Just as the sea was swirling his relatives, Josh was being carried by it to crash into the dock. When his body hit the saltwater-hollowed wood, he was finally able to react and remove his mask.

To see again through his own eyes, meant to contemplate the stark reality of the horizon combined between the sea and the sun taking his uncle and cousins forever.

Townspeople searched with all their might for the bodies in the water, but it was all in vain. The sea had claimed new victims and one even in a new way, because little Josh was left alive, but partly traumatized, inert.

It took years for the introverted and apprehensive Josh to return to the family's beach house.

On his first visits he would only gaze at the sea from the gate leading to the shore. His mind was always torn between whether swimming there again would be life and death.

It was only when he took his girlfriend Calypso to see the place that Josh dared to dip his feet in the sea foam that bubbled and tickled him endlessly.

"Don't be afraid, feline, I took a first aid course and I know how to give you mouth-to-mouth resuscitation properly," Calypso remarked with a wink to her boyfriend, before diving in like a mermaid.

"You think it's calm water, but you've never swum with a shark like me," Josh vociferated before swimming off after her.

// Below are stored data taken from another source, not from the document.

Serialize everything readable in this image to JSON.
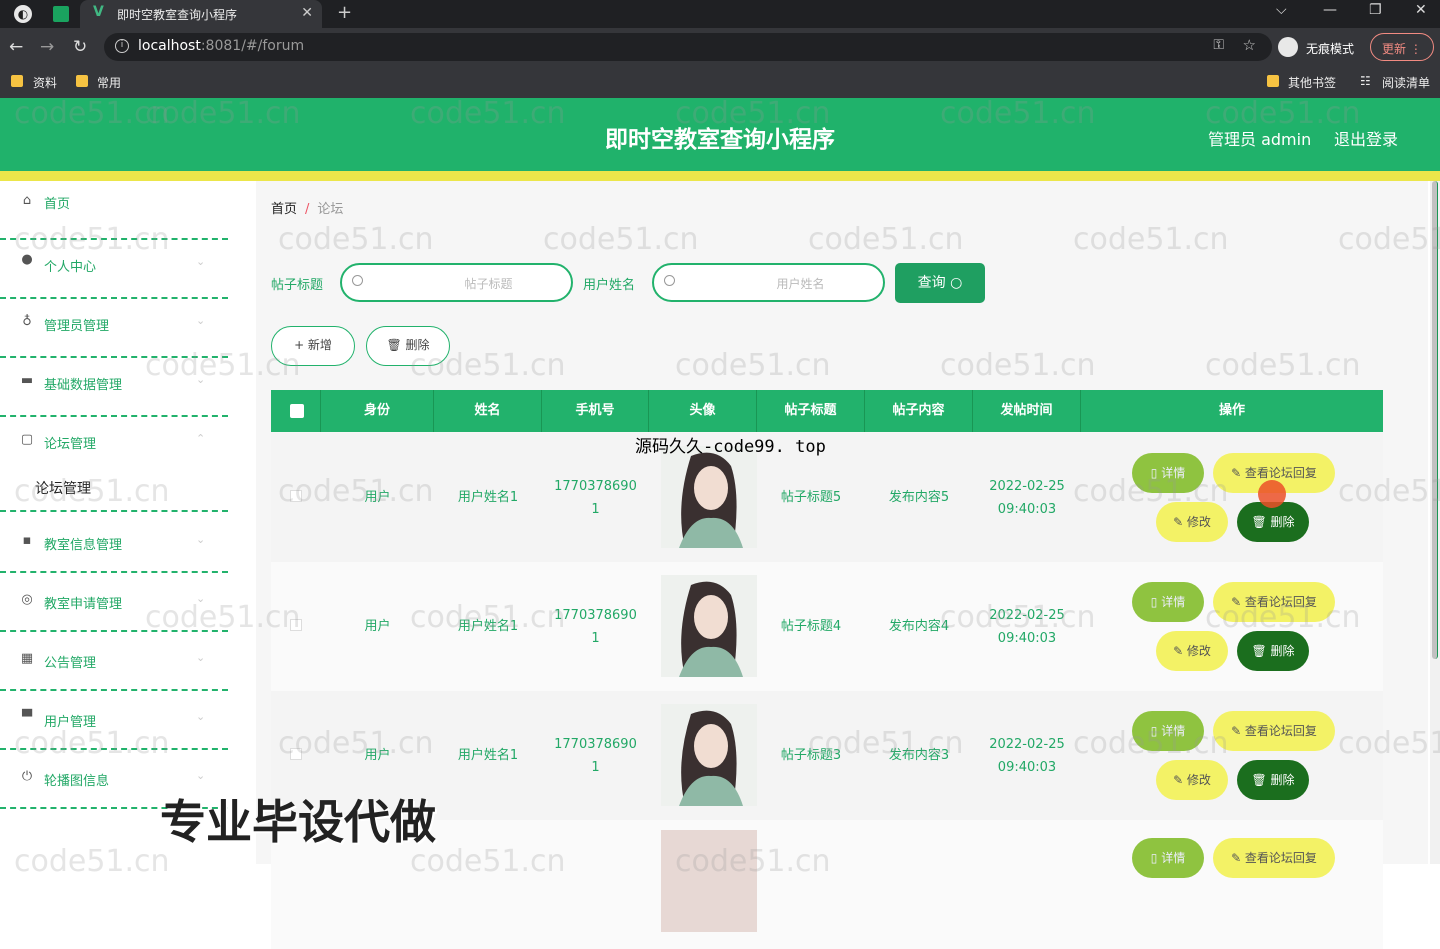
{
  "browser": {
    "tab_title": "即时空教室查询小程序",
    "url_host": "localhost",
    "url_rest": ":8081/#/forum",
    "incognito_label": "无痕模式",
    "update_label": "更新",
    "bookmarks": [
      "资料",
      "常用"
    ],
    "bookmarks_right": [
      "其他书签",
      "阅读清单"
    ]
  },
  "header": {
    "title": "即时空教室查询小程序",
    "user": "管理员 admin",
    "logout": "退出登录"
  },
  "sidebar": {
    "items": [
      {
        "label": "首页",
        "icon": "home-icon"
      },
      {
        "label": "个人中心",
        "icon": "user-icon"
      },
      {
        "label": "管理员管理",
        "icon": "mic-icon"
      },
      {
        "label": "基础数据管理",
        "icon": "briefcase-icon"
      },
      {
        "label": "论坛管理",
        "icon": "square-icon"
      },
      {
        "label": "教室信息管理",
        "icon": "chat-icon"
      },
      {
        "label": "教室申请管理",
        "icon": "globe-icon"
      },
      {
        "label": "公告管理",
        "icon": "mail-icon"
      },
      {
        "label": "用户管理",
        "icon": "printer-icon"
      },
      {
        "label": "轮播图信息",
        "icon": "power-icon"
      }
    ],
    "submenu": "论坛管理"
  },
  "breadcrumb": {
    "home": "首页",
    "sep": "/",
    "current": "论坛"
  },
  "search": {
    "title_label": "帖子标题",
    "title_placeholder": "帖子标题",
    "user_label": "用户姓名",
    "user_placeholder": "用户姓名",
    "query_btn": "查询 ○"
  },
  "actions": {
    "add": "+ 新增",
    "delete": "🗑 删除"
  },
  "table": {
    "headers": [
      "身份",
      "姓名",
      "手机号",
      "头像",
      "帖子标题",
      "帖子内容",
      "发帖时间",
      "操作"
    ],
    "rows": [
      {
        "role": "用户",
        "name": "用户姓名1",
        "phone1": "1770378690",
        "phone2": "1",
        "title": "帖子标题5",
        "content": "发布内容5",
        "date": "2022-02-25",
        "time": "09:40:03"
      },
      {
        "role": "用户",
        "name": "用户姓名1",
        "phone1": "1770378690",
        "phone2": "1",
        "title": "帖子标题4",
        "content": "发布内容4",
        "date": "2022-02-25",
        "time": "09:40:03"
      },
      {
        "role": "用户",
        "name": "用户姓名1",
        "phone1": "1770378690",
        "phone2": "1",
        "title": "帖子标题3",
        "content": "发布内容3",
        "date": "2022-02-25",
        "time": "09:40:03"
      }
    ],
    "btn_detail": "▯ 详情",
    "btn_view_reply": "✎ 查看论坛回复",
    "btn_edit": "✎ 修改",
    "btn_delete": "🗑 删除"
  },
  "overlays": {
    "watermark_text": "code51.cn",
    "source_text": "源码久久-code99. top",
    "ad_text": "专业毕设代做"
  }
}
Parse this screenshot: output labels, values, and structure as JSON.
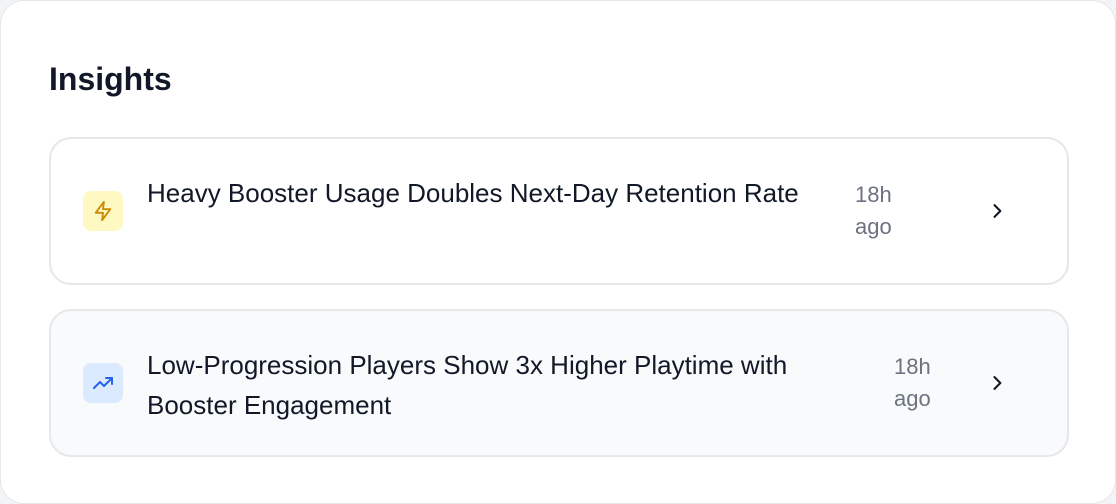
{
  "panel": {
    "title": "Insights"
  },
  "insights": [
    {
      "title": "Heavy Booster Usage Doubles Next-Day Retention Rate",
      "time": "18h ago",
      "icon": "lightning-bolt-icon",
      "icon_color": "#ca8a04",
      "icon_bg": "#fef9c3"
    },
    {
      "title": "Low-Progression Players Show 3x Higher Playtime with Booster Engagement",
      "time": "18h ago",
      "icon": "trending-up-icon",
      "icon_color": "#2563eb",
      "icon_bg": "#dbeafe"
    }
  ]
}
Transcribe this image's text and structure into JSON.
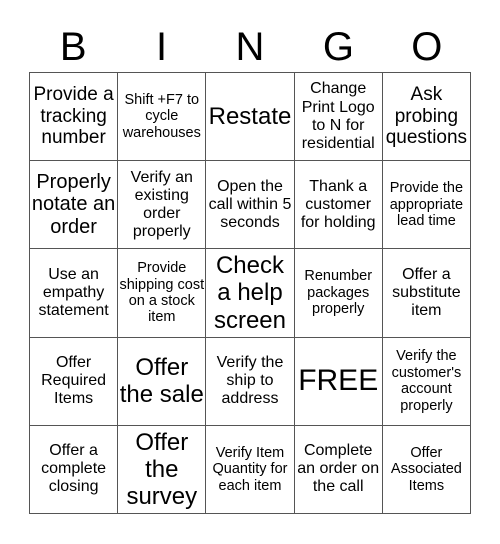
{
  "header": {
    "letters": [
      "B",
      "I",
      "N",
      "G",
      "O"
    ]
  },
  "cells": [
    {
      "text": "Provide a tracking number",
      "size": "s18"
    },
    {
      "text": "Shift +F7 to cycle warehouses",
      "size": "s14"
    },
    {
      "text": "Restate",
      "size": "s24"
    },
    {
      "text": "Change Print Logo to N for residential",
      "size": "s16"
    },
    {
      "text": "Ask probing questions",
      "size": "s18"
    },
    {
      "text": "Properly notate an order",
      "size": "s20"
    },
    {
      "text": "Verify an existing order properly",
      "size": "s16"
    },
    {
      "text": "Open the call within 5 seconds",
      "size": "s16"
    },
    {
      "text": "Thank a customer for holding",
      "size": "s16"
    },
    {
      "text": "Provide the appropriate lead time",
      "size": "s14"
    },
    {
      "text": "Use an empathy statement",
      "size": "s16"
    },
    {
      "text": "Provide shipping cost on a stock item",
      "size": "s14"
    },
    {
      "text": "Check a help screen",
      "size": "s24"
    },
    {
      "text": "Renumber packages properly",
      "size": "s14"
    },
    {
      "text": "Offer a substitute item",
      "size": "s16"
    },
    {
      "text": "Offer Required Items",
      "size": "s16"
    },
    {
      "text": "Offer the sale",
      "size": "s24"
    },
    {
      "text": "Verify the ship to address",
      "size": "s16"
    },
    {
      "text": "FREE",
      "size": "s30"
    },
    {
      "text": "Verify the customer's account properly",
      "size": "s14"
    },
    {
      "text": "Offer a complete closing",
      "size": "s16"
    },
    {
      "text": "Offer the survey",
      "size": "s24"
    },
    {
      "text": "Verify Item Quantity for each item",
      "size": "s14"
    },
    {
      "text": "Complete an order on the call",
      "size": "s16"
    },
    {
      "text": "Offer Associated Items",
      "size": "s14"
    }
  ]
}
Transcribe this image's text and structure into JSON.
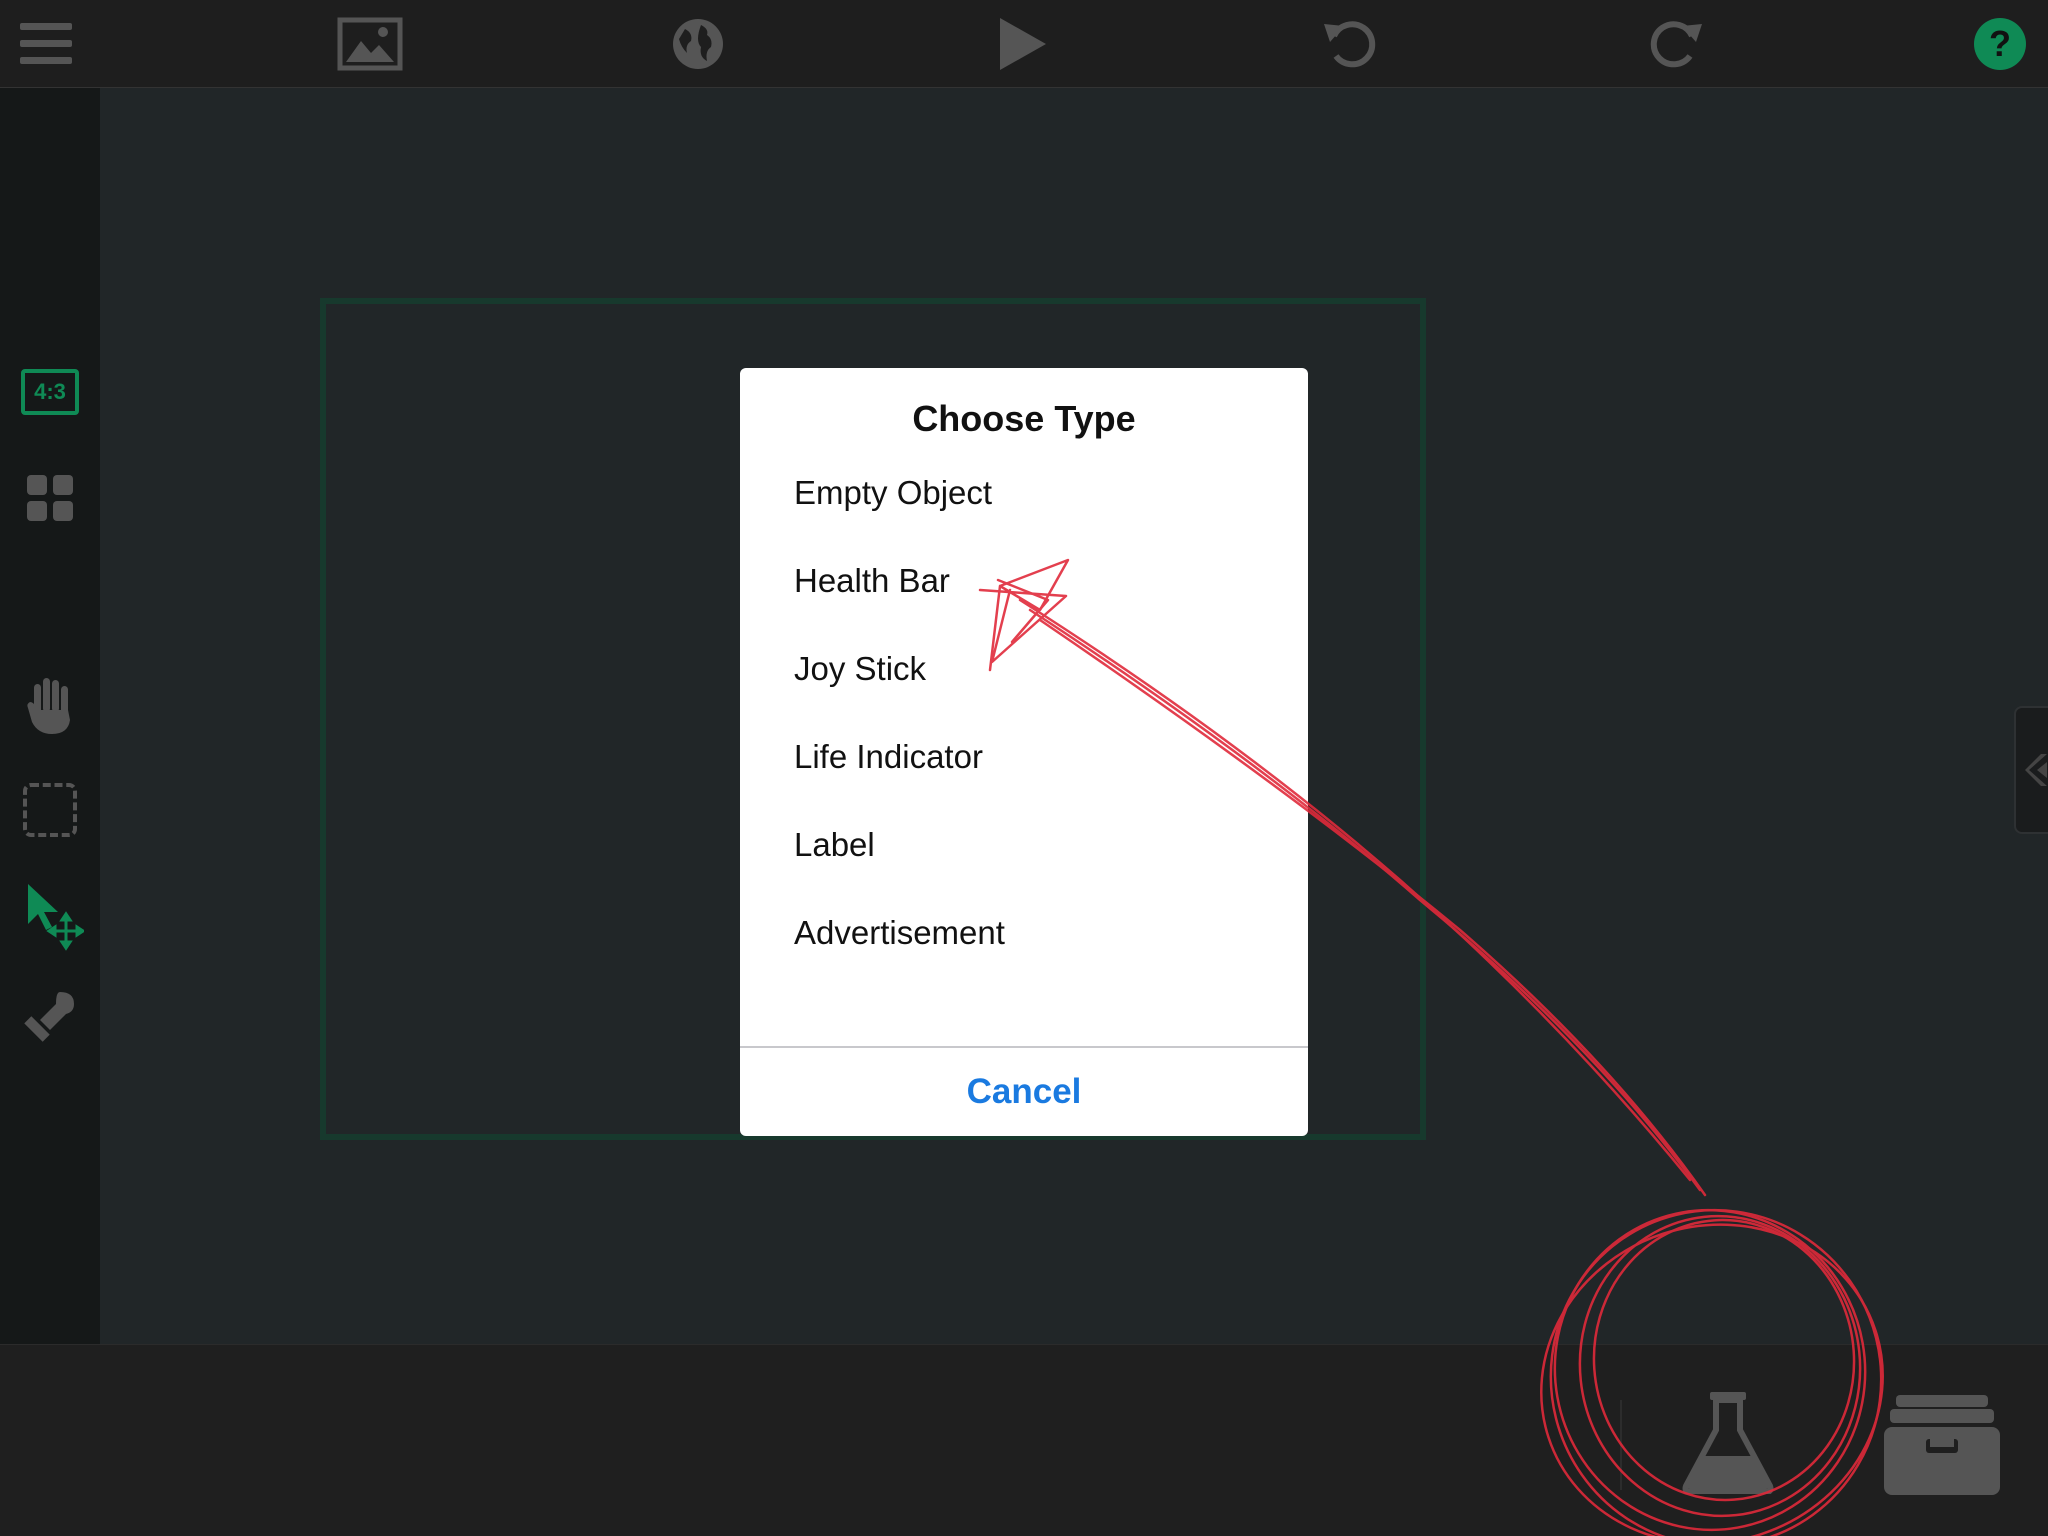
{
  "toolbar": {
    "icons": [
      "menu-icon",
      "image-icon",
      "globe-icon",
      "play-icon",
      "undo-icon",
      "redo-icon",
      "help-icon"
    ]
  },
  "sidebar": {
    "aspect_badge": "4:3",
    "icons": [
      "aspect-ratio-icon",
      "grid-icon",
      "hand-icon",
      "selection-box-icon",
      "select-move-icon",
      "stamp-icon"
    ]
  },
  "dialog": {
    "title": "Choose Type",
    "items": [
      {
        "label": "Empty Object"
      },
      {
        "label": "Health Bar"
      },
      {
        "label": "Joy Stick"
      },
      {
        "label": "Life Indicator"
      },
      {
        "label": "Label"
      },
      {
        "label": "Advertisement"
      }
    ],
    "cancel_label": "Cancel"
  },
  "bottombar": {
    "icons": [
      "flask-icon",
      "archive-box-icon"
    ]
  },
  "colors": {
    "accent": "#0f8a55",
    "annotation": "#e02a3a",
    "dialog_link": "#1a7ae0",
    "icon_gray": "#555555"
  }
}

The love that enveloped them both, made Josh stop associating the sea with terror and start imagining it more like the scenes in the soup operas his mother watched.

So much that Calypso and Josh soon had a baby boy they named Bay.

Whenever the three of them visited the beach house, much of the beauty and harmony of the water was minimized by those of the family. A sort of human reef filled with laughter, forehead kisses and long hugs.

This became a summer tradition. In fact, Josh, who had inherited a substantial sum of money from his father, remodeled the family beach house, bringing in little boats and even little slides for Bay and his friends.

Josh was at the height of his happiness, until the worst happened. In between going back and forth to bring building materials for the beach house, he was involved in a car accident that left him in serious condition.

Doctors soon reported his passing and all the beach house hype came to a halt.

But even associated with such bad memories, Calypso did not give up on finishing the fun house project that her boyfriend started and some time later saw it done.

Rumor has it that every summer, when his son Bay is about to pass through the door leading to the shore, the boy talks to his father, this believing it is himself as a child, as if asking him to accompany his little kid's adventures.



Nothing seems to have changed. I'm still a kid, it's summer and I'm about to play volleyball at the beach with my cousins. Hopefully this time it will last forever.